Shahram Khadivi

Shahram Khadivi
Research Scientist

Shahram is a research scientist at eBay, Cognitive Computing team. His main area of research activity includes statistical machine translation, natural language processing, and machine learning. He has over six years of academic experience as an assistant professor in his resume. 

Shahram received his Ph.D. degree in computer science from RWTH Aachen University, Aachen, Germany, in 2008. He also received the B.S. and M.S. degrees in computer engineering from Amirkabir University of Technology, Tehran, Iran, in 1996 and 1999, respectively.

His first touch to statistical machine translation world was in the beginning 2002, when he joined RWTH Aachen University, Aachen, Germany and he involved in TransType2 project. Afterwards, he continued active participation in several international MT projects like: TC-Star, GALE, and TRANSTAC. He also has experience in participating international MT evaluations like IWSLT and NIST. During his career as assistant professor, he mainly focused on MT, NLP, and ML fields of research. He completed several industrial projects in these areas as the PI. He had valuable contribution in developing the MT field for Persian language, a tangible output of these activities is a domestic translation service that provides online machine translation to local search engines. He also had completed two data analysis projects in the banking industry, one is on fraud analysis and the other on customer segmentation. 

His research works are reflected on over 60 research papers. His research interests include statistical machine translation, computational natural language processing, information retrieval, machine learning, and data analysis.

Association for Machine Translation in the Americas (AMTA), Oct. 2016

Guided Alignment Training for Topic-Aware Neural Machine Translation

Wenhu Chen, Evgeny Matusov, Shahram Khadivi, Jan-Thorsten Peter

In this paper, we propose an effective way for biasing the attention mechanism of a sequence-to-sequence neural machine translation (NMT) model towards the well-studied statistical word alignment models. We show that our novel guided alignment training approach improves translation quality on real-life e-commerce texts consisting of product titles and descriptions, overcoming the problems posed by many unknown words and a large type/token ratio. We also show that meta-data associated with input texts such as topic or category information can significantly improve translation quality when used as an additional signal to the decoder part of the network. With both novel features, the BLEU score of the NMT system on a product title set improves from 18.6 to 21.3%. Even larger MT quality gains are obtained through domain adaptation of a general domain NMT system to e-commerce data. The developed NMT system also performs well on the IWSLT speech translation task, where an ensemble of four variant systems outperforms the phrase-based baseline by 2.1% BLEU absolute.

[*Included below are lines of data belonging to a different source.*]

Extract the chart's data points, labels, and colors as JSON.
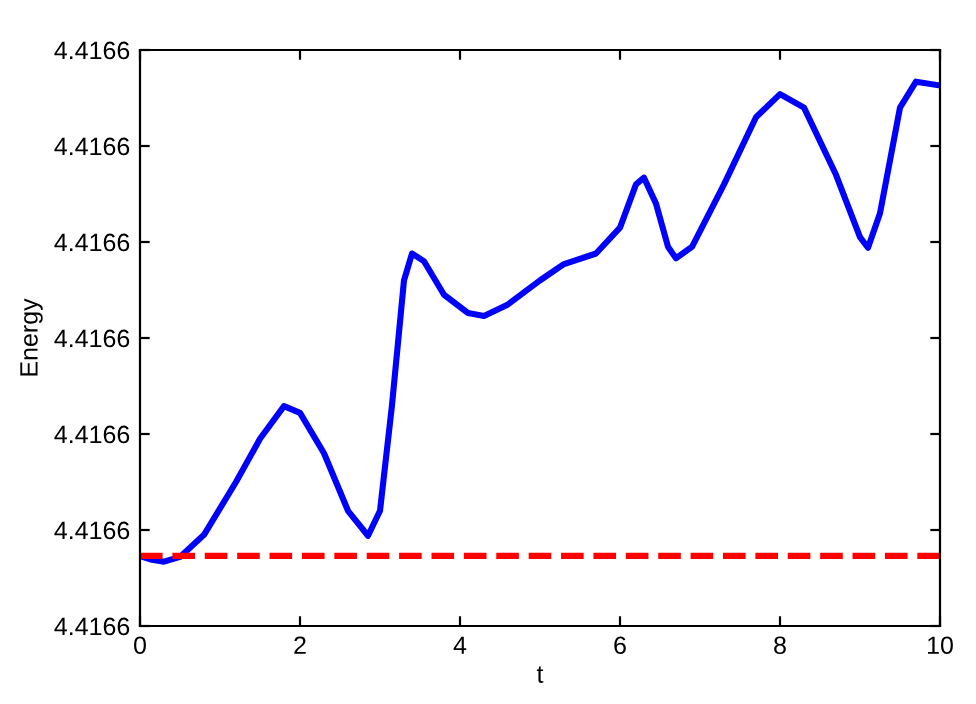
{
  "chart_data": {
    "type": "line",
    "xlabel": "t",
    "ylabel": "Energy",
    "xlim": [
      0,
      10
    ],
    "xticks": [
      0,
      2,
      4,
      6,
      8,
      10
    ],
    "ylim": [
      4.41657,
      4.41663
    ],
    "yticks": [
      {
        "value": 4.41657,
        "label": "4.4166"
      },
      {
        "value": 4.41658,
        "label": "4.4166"
      },
      {
        "value": 4.41659,
        "label": "4.4166"
      },
      {
        "value": 4.4166,
        "label": "4.4166"
      },
      {
        "value": 4.41661,
        "label": "4.4166"
      },
      {
        "value": 4.41662,
        "label": "4.4166"
      },
      {
        "value": 4.41663,
        "label": "4.4166"
      }
    ],
    "grid": false,
    "legend": false,
    "series": [
      {
        "color": "#0000ff",
        "line_style": "solid",
        "x": [
          0,
          0.15,
          0.3,
          0.5,
          0.8,
          1.2,
          1.5,
          1.8,
          2.0,
          2.3,
          2.6,
          2.85,
          3.0,
          3.15,
          3.3,
          3.4,
          3.55,
          3.8,
          4.1,
          4.3,
          4.6,
          5.0,
          5.3,
          5.7,
          6.0,
          6.2,
          6.3,
          6.45,
          6.6,
          6.7,
          6.9,
          7.3,
          7.7,
          8.0,
          8.3,
          8.7,
          9.0,
          9.1,
          9.25,
          9.5,
          9.7,
          10
        ],
        "values": [
          4.4165773,
          4.4165769,
          4.4165767,
          4.4165772,
          4.4165795,
          4.416585,
          4.4165895,
          4.4165929,
          4.4165922,
          4.416588,
          4.416582,
          4.4165794,
          4.416582,
          4.416593,
          4.416606,
          4.4166088,
          4.416608,
          4.4166045,
          4.4166026,
          4.4166023,
          4.4166035,
          4.416606,
          4.4166077,
          4.4166088,
          4.4166115,
          4.416616,
          4.4166167,
          4.416614,
          4.4166095,
          4.4166083,
          4.4166095,
          4.416616,
          4.416623,
          4.4166254,
          4.416624,
          4.416617,
          4.4166105,
          4.4166094,
          4.416613,
          4.416624,
          4.4166267,
          4.4166263
        ]
      },
      {
        "color": "#ff0000",
        "line_style": "dashed",
        "x": [
          0,
          2,
          4,
          6,
          8,
          10
        ],
        "values": [
          4.4165773,
          4.4165773,
          4.4165773,
          4.4165773,
          4.4165773,
          4.4165773
        ]
      }
    ]
  }
}
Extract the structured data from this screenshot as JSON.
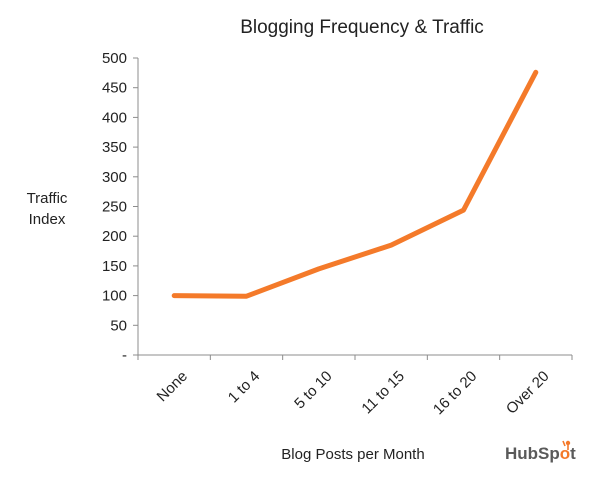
{
  "chart_data": {
    "type": "line",
    "title": "Blogging Frequency & Traffic",
    "xlabel": "Blog Posts per Month",
    "ylabel": "Traffic Index",
    "categories": [
      "None",
      "1 to 4",
      "5 to 10",
      "11 to 15",
      "16 to 20",
      "Over 20"
    ],
    "series": [
      {
        "values": [
          100,
          99,
          145,
          185,
          244,
          476
        ],
        "color": "#f47a2a"
      }
    ],
    "ylim": [
      0,
      500
    ],
    "yticks": [
      0,
      50,
      100,
      150,
      200,
      250,
      300,
      350,
      400,
      450,
      500
    ],
    "ytick_labels": [
      "-",
      "50",
      "100",
      "150",
      "200",
      "250",
      "300",
      "350",
      "400",
      "450",
      "500"
    ],
    "grid": false,
    "legend": "none"
  },
  "logo": {
    "text": "HubSpot",
    "brand_color": "#f47a2a"
  }
}
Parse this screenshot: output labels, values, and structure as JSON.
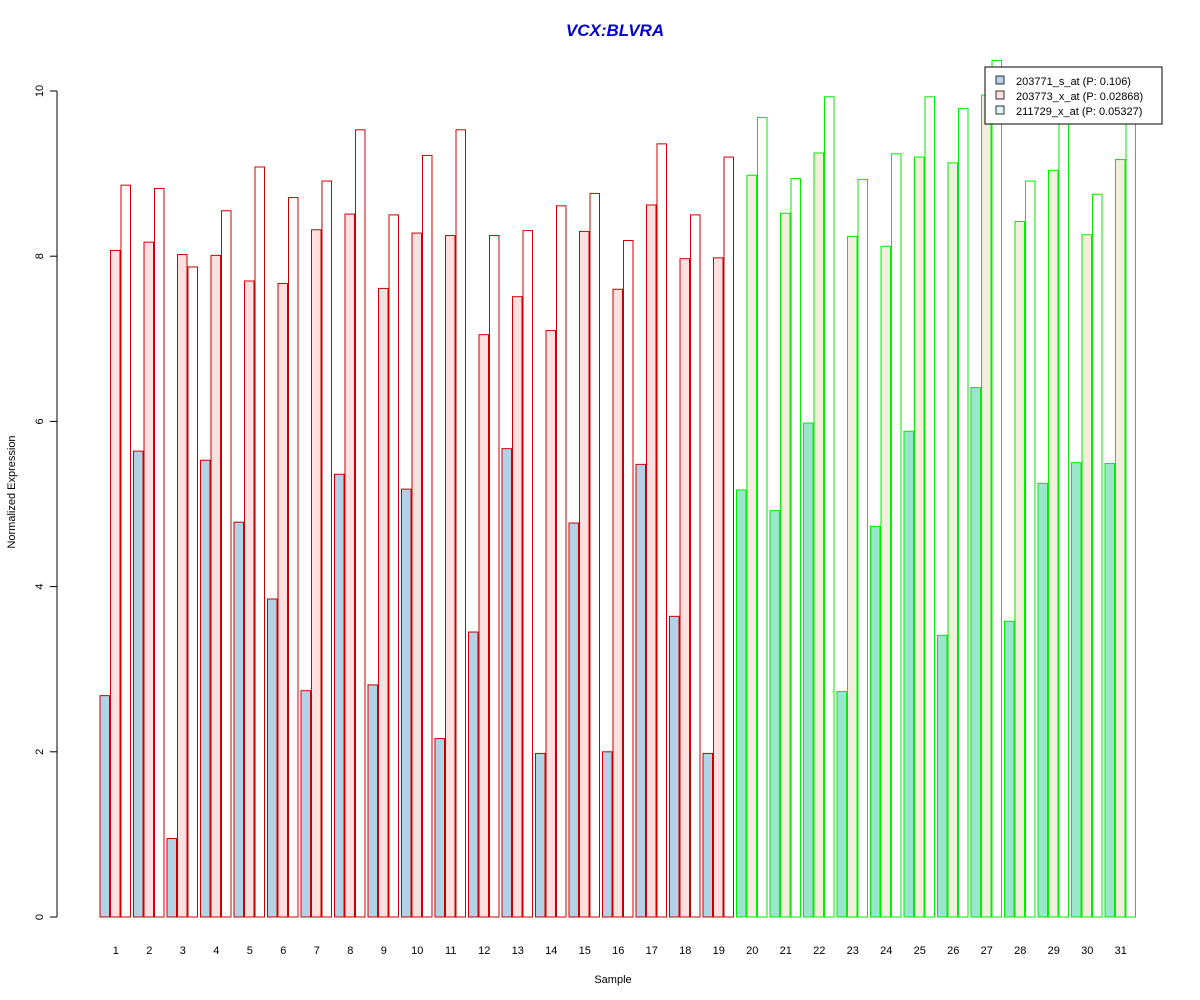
{
  "chart_data": {
    "type": "bar",
    "title": "VCX:BLVRA",
    "xlabel": "Sample",
    "ylabel": "Normalized Expression",
    "ylim": [
      0,
      10
    ],
    "yticks": [
      0,
      2,
      4,
      6,
      8,
      10
    ],
    "grid": false,
    "legend_position": "top-right",
    "categories": [
      "1",
      "2",
      "3",
      "4",
      "5",
      "6",
      "7",
      "8",
      "9",
      "10",
      "11",
      "12",
      "13",
      "14",
      "15",
      "16",
      "17",
      "18",
      "19",
      "20",
      "21",
      "22",
      "23",
      "24",
      "25",
      "26",
      "27",
      "28",
      "29",
      "30",
      "31"
    ],
    "group_split_after": 19,
    "colors": {
      "title": "#0000cc",
      "group1_border": "#cc0000",
      "group2_border": "#00ee00",
      "s1_fill_group1": "#b4d2e6",
      "s1_fill_group2": "#9ae6cc",
      "s2_fill_group1": "#ffe0e0",
      "s2_fill_group2": "#f0f0dc",
      "s3_fill_group1": "#ffffff",
      "s3_fill_group2": "#ffffff",
      "legend_s1": "#b4d2e6",
      "legend_s2": "#ffe0e0",
      "legend_s3": "#e0f4f4"
    },
    "series": [
      {
        "name": "203771_s_at (P: 0.106)",
        "values": [
          2.68,
          5.64,
          0.95,
          5.53,
          4.78,
          3.85,
          2.74,
          5.36,
          2.81,
          5.18,
          2.16,
          3.45,
          5.67,
          1.98,
          4.77,
          2.0,
          5.48,
          3.64,
          1.98,
          5.17,
          4.92,
          5.98,
          2.73,
          4.73,
          5.88,
          3.41,
          6.41,
          3.58,
          5.25,
          5.5,
          5.49
        ]
      },
      {
        "name": "203773_x_at (P: 0.02868)",
        "values": [
          8.07,
          8.17,
          8.02,
          8.01,
          7.7,
          7.67,
          8.32,
          8.51,
          7.61,
          8.28,
          8.25,
          7.05,
          7.51,
          7.1,
          8.3,
          7.6,
          8.62,
          7.97,
          7.98,
          8.98,
          8.52,
          9.25,
          8.24,
          8.12,
          9.2,
          9.13,
          9.95,
          8.42,
          9.04,
          8.26,
          9.17
        ]
      },
      {
        "name": "211729_x_at (P: 0.05327)",
        "values": [
          8.86,
          8.82,
          7.87,
          8.55,
          9.08,
          8.71,
          8.91,
          9.53,
          8.5,
          9.22,
          9.53,
          8.25,
          8.31,
          8.61,
          8.76,
          8.19,
          9.36,
          8.5,
          9.2,
          9.68,
          8.94,
          9.93,
          8.93,
          9.24,
          9.93,
          9.79,
          10.37,
          8.91,
          9.65,
          8.75,
          9.65
        ]
      }
    ]
  }
}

EMNLP, Copenhagen, Denmark, September 2017

Neural Machine Translation Leveraging Phrase-based Models in a Hybrid Search

In this paper, we introduce a hybrid search for attention-based neural machine translation (NMT). A target phrase learned with statistical MT models extends a hypothesis in the NMT beam search when the attention of the NMT model focuses on the source words translated by this phrase. Phrases added in this way are scored with the NMT model, but also with SMT features including phrase-level translation probabilities and a target language model. Experimental results on German->English news domain and English->Russian ecommerce domain translation tasks show that using phrase-based models in NMT search improves MT quality by up to 2.3% BLEU absolute as compared to a strong NMT baseline.

MT Summit, Nagoya, Japan, September 2017

Neural and Statistical Methods for Leveraging Meta-information in Machine Translation

Shahram Khadivi, Patrick Wilken, Leonard Dahlmann, Evgeny Matusov

In this paper, we discuss different methods which use meta information and richer context that may accompany source language input to improve machine translation quality. We focus on category information of input text as meta information, but the proposed methods can be extended to all textual and non-textual meta information that might be available for the input text or automatically predicted using the text content. The main novelty of this work is to use state-of-the-art neural network methods to tackle this problem within a statistical machine translation (SMT) framework. We observe translation quality improvements up to 3% in terms of BLEU score in some text categories.